Scant days after taking a look at the first official photo from the set of The Beaver, we've now been blessed with the first trailer for the Mel Gibson/Jodie Foster joint that J.Fo swears will regain Mel Gibson a place in America's heart. And, as any relationship expert can tell you, the best way to a large, multicultural country's heart is through a talking beaver puppet.
Mel stars as Walter Black, a sad sack of a man whose marriage is crumbling and has retreated into a deep depression. But he finds salvation by voicing his entire life through a beaver puppet (and sounding like Michael Caine in the process). Now, Jodie has been asking us to ignore Mel's personal life as an (alleged!) anti-Semitic, racist, sexist, homophobic, wife-beating scumbag when considering this movie, and so we shall!

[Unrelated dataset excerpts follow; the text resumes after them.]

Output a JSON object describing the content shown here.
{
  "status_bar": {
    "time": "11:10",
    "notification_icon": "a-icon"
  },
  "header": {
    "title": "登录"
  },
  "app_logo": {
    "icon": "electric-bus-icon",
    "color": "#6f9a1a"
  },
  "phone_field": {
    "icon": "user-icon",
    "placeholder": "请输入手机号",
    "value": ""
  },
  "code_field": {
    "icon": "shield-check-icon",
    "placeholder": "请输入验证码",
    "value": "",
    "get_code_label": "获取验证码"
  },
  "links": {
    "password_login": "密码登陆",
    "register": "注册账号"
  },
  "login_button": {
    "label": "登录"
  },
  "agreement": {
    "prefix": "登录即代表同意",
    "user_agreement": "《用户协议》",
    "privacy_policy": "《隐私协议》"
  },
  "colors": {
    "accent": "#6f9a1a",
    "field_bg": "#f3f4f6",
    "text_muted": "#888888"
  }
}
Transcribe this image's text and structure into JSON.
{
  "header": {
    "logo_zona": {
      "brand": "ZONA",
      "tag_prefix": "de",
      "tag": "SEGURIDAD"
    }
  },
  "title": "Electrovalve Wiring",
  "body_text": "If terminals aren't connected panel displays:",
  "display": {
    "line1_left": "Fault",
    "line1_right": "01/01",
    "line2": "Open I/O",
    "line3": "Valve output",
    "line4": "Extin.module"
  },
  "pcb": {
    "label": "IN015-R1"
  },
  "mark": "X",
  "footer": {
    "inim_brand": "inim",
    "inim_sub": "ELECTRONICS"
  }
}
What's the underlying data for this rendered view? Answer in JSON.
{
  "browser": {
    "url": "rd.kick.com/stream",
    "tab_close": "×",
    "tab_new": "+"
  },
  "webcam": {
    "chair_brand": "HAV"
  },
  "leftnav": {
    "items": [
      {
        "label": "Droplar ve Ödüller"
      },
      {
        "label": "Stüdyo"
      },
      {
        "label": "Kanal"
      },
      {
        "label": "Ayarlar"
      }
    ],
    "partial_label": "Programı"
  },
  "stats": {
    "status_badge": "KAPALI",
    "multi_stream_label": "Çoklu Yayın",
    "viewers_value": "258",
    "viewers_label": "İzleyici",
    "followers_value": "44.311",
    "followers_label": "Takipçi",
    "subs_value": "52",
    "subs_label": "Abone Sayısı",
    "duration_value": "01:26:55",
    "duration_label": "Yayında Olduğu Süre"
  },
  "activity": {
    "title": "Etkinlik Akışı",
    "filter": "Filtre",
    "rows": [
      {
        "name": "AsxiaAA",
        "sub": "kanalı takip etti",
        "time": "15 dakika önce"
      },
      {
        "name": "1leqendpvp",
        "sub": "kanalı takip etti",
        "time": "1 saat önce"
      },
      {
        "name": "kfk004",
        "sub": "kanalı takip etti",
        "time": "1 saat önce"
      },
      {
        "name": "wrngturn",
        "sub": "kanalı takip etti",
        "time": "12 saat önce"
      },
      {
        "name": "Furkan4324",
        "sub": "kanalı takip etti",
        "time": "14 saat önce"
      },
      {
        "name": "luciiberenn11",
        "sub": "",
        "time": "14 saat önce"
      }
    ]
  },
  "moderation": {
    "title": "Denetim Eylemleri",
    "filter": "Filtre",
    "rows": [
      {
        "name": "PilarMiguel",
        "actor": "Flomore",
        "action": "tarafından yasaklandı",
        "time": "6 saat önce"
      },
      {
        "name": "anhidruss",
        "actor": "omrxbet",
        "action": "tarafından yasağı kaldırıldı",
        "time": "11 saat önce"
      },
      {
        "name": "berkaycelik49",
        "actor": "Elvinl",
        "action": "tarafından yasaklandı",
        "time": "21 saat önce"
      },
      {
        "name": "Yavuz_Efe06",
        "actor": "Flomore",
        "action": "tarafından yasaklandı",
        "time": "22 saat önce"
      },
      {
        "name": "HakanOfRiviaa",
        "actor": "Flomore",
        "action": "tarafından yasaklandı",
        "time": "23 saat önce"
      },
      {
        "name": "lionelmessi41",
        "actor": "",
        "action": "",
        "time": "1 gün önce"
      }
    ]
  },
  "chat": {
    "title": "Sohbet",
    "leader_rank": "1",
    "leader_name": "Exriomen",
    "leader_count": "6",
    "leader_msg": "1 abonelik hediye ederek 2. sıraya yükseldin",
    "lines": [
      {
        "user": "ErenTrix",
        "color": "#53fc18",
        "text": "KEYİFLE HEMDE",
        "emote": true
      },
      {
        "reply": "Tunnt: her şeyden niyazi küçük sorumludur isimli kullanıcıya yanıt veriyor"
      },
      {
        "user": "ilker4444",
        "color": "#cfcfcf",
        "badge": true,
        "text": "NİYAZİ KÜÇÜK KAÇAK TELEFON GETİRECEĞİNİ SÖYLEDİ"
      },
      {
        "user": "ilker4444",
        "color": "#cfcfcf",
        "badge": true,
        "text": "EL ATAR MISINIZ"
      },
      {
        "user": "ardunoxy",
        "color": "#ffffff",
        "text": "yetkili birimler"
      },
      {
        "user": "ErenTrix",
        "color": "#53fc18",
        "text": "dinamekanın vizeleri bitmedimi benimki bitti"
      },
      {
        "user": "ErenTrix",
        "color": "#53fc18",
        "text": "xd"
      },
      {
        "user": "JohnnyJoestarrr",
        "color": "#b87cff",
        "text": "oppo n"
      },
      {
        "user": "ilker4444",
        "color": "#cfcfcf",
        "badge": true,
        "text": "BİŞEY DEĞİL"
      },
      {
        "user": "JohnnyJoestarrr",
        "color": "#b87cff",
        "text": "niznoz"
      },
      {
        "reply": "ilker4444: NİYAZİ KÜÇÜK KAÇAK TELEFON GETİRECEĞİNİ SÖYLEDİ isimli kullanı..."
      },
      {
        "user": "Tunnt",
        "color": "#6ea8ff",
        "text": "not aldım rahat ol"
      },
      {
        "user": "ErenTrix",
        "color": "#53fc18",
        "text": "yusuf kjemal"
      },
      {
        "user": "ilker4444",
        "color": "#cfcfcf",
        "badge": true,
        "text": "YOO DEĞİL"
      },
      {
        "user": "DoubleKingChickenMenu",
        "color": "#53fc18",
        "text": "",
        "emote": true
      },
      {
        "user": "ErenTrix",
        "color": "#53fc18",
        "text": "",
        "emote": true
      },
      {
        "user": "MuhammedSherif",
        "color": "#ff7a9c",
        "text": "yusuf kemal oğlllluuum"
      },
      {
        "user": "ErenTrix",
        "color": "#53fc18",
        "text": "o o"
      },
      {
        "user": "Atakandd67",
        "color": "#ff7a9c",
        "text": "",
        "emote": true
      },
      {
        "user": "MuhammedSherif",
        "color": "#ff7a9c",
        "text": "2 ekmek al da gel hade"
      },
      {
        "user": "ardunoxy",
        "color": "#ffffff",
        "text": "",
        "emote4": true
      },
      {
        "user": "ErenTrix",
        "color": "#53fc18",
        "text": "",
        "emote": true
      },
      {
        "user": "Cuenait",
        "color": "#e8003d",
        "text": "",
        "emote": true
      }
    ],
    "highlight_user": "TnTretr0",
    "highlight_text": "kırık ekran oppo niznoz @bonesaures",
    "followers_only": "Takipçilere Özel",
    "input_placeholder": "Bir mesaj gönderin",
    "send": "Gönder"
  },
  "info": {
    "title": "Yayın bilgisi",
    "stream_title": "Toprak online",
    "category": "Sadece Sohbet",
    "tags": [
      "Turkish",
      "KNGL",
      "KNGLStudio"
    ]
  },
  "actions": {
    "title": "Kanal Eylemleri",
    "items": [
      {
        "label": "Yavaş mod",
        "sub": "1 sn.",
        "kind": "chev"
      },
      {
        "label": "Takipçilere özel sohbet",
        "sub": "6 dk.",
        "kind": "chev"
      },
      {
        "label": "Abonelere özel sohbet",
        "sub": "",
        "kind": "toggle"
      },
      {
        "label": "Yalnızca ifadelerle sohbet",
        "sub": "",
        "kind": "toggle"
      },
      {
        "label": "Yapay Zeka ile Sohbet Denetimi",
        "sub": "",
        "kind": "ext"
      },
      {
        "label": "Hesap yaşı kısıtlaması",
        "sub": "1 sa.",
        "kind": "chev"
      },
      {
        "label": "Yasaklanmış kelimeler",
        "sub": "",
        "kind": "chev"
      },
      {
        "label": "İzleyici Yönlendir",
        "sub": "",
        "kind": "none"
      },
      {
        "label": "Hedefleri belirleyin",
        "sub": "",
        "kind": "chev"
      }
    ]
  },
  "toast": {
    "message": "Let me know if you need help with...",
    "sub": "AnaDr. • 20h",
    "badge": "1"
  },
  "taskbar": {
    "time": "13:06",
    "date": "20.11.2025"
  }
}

But leaving all of that aside, this looks both chintzy and formulaic. There are seldom few surprises in the "Person Fights To Get His/Her Life" back genre, and the film didn't do itself any favors by laying out THE ENTIRE MOVIE in the trailer. The beaver gets his business back on track! The beaver helps him bond with his kids! The beaver reunites him with wife! And I imagine funding was a bit difficult since Mel was already pretty radioactive even before his latest escapade, but that had to be the worst voice-over I've heard on a trailer in years; it sounds like they pulled the announcer away from a radio spot for Car-a-Palooza Sales Event at your tri-state area Chevy dealership and asked him to talk about Mel Gibson
VERDICT: By itself, it just looks dull. But in remembering that Mel Gibson is an (alleged!) anti-Semitic, racist, sexist, homophobic, wife-beating scumbag, I say this Beaver should get stuffed.